Each role in an orchestra comes with its own set of non-musical challenges. For instance, percussionists carry a lot of equipment and need early access to venues to set up, not to mention special parking privileges for loading and unloading. Trombonists are no exception, but our challenges are sometimes less well understood. I can’t even count the number of times I’ve shown up to a hall to find my chair placed directly against the back wall. For any other musician, that would not be an issue, but the trombone extends six inches or so behind the player’s head. A little space behind the chair is non-negotiable. Similarly, the instrument can extend as much as six feet in front; usually I can work with whoever is in the next row up to find a little room for my slide, but when space is tight (like in a pit orchestra), the set-up crew’s knowledge of these kinds of issues can make all the difference.
Another issue is the type of music stand used. Many ensembles have invested in a set of “orchestral” stands, with a shelf underneath the main desk for string players’ rosin, wind players’ reeds, etc. For trombonists, that shelf occupies valuable slide space; its presence interferes with the ability to watch the music and the conductor. Last year, the SSO played a side-by-side concert with our associated youth orchestra, and every stand and chair in the building, however old or ugly, was needed on-stage. The crew gave the “good” equipment to the professional musicians, but in the trombone section, we immediately took our stands and swapped them with the “cheap” student stands to avoid the shelf.

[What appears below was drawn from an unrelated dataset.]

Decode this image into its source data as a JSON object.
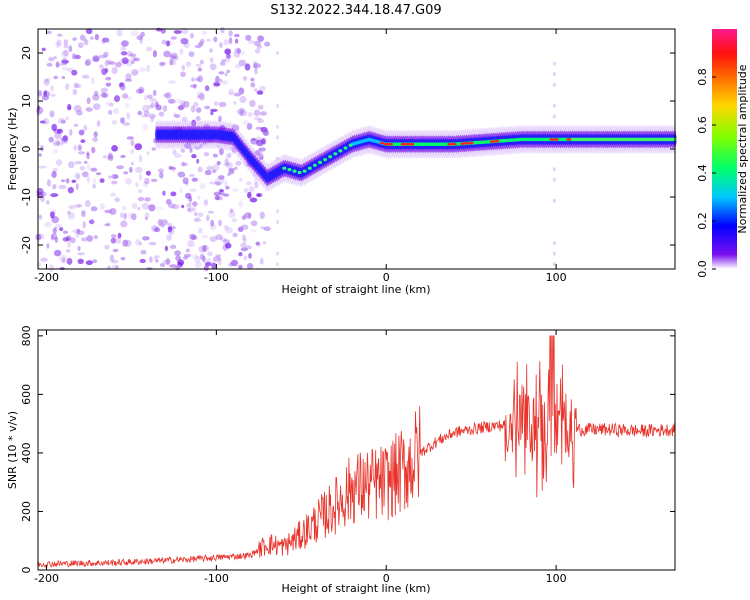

The Chicago Symphony uses a modified music stand for the trombone section that not only omits the shelf but offsets the post from the main desk, giving even more room for the slide. Such a thing is not strictly necessary to play, of course, but it certainly makes life much easier. Is it worth the investment? Three trombone-friendly offset stands from Manhasset cost a total of $182.67. Compared with $255 for a single cello chair from Wenger, it seems like orchestras that can afford one could afford the other.

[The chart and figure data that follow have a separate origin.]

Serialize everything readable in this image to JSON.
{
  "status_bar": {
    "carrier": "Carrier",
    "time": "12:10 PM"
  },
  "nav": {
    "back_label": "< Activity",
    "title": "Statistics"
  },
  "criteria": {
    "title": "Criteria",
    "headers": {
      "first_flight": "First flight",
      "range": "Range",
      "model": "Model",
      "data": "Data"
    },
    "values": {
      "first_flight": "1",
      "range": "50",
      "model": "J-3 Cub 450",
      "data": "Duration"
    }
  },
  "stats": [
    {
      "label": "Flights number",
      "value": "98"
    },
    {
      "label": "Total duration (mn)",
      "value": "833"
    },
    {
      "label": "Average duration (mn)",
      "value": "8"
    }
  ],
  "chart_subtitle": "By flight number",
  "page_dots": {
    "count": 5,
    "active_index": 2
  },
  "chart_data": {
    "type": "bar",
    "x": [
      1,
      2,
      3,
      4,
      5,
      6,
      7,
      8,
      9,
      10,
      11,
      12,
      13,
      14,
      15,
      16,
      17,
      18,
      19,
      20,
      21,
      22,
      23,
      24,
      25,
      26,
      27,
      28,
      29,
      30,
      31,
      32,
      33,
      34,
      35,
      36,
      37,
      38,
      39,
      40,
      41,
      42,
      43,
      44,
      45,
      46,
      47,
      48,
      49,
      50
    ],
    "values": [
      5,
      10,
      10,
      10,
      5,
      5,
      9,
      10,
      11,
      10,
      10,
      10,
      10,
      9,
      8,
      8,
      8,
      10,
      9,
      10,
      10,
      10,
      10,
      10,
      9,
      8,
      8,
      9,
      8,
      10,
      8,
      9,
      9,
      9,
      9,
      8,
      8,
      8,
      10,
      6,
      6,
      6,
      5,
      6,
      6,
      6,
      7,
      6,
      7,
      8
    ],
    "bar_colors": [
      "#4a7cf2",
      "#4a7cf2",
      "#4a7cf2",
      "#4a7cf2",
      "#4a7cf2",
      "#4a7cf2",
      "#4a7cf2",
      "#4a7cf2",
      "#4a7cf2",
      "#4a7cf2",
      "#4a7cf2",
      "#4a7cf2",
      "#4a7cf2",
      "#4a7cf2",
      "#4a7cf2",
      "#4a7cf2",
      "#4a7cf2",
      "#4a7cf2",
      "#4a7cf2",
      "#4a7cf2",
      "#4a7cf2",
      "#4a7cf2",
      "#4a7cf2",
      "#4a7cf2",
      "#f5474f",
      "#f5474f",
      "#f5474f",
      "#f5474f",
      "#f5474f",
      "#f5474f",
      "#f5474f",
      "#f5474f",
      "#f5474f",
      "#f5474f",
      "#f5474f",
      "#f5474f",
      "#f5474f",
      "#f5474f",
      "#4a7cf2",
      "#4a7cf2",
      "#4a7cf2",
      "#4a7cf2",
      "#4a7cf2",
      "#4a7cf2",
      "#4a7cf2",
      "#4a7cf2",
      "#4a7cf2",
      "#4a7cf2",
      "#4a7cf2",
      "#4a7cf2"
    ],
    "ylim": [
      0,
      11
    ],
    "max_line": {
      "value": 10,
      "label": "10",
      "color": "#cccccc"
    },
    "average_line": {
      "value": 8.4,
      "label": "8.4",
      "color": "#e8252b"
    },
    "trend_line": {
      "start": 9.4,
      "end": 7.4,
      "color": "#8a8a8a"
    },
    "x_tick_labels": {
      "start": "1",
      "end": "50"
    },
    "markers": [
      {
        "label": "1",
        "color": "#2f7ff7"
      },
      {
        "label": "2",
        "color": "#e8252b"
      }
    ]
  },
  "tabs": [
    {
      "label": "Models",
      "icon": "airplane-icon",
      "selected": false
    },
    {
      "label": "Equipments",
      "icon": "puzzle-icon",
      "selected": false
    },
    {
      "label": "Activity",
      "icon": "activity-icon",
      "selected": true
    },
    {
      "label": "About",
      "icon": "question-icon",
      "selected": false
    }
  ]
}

I don’t think the largest issue here is funding. Financial resources are always tight, of course, but a $60 stand is a negligible investment for a one-time purchase. I expect that most people managing equipment for orchestras are simply unaware that trombonists don’t prefer the same kind of stand that the rest of the orchestra does. And why should we expect them to know? Most often, these people are not trombonists, and they’re busy with innumerable pressures trying to keep a complex organization running. While of course we don’t want to be the squeaky wheel, it can’t hurt to be more communicative about the things that would make our jobs easier.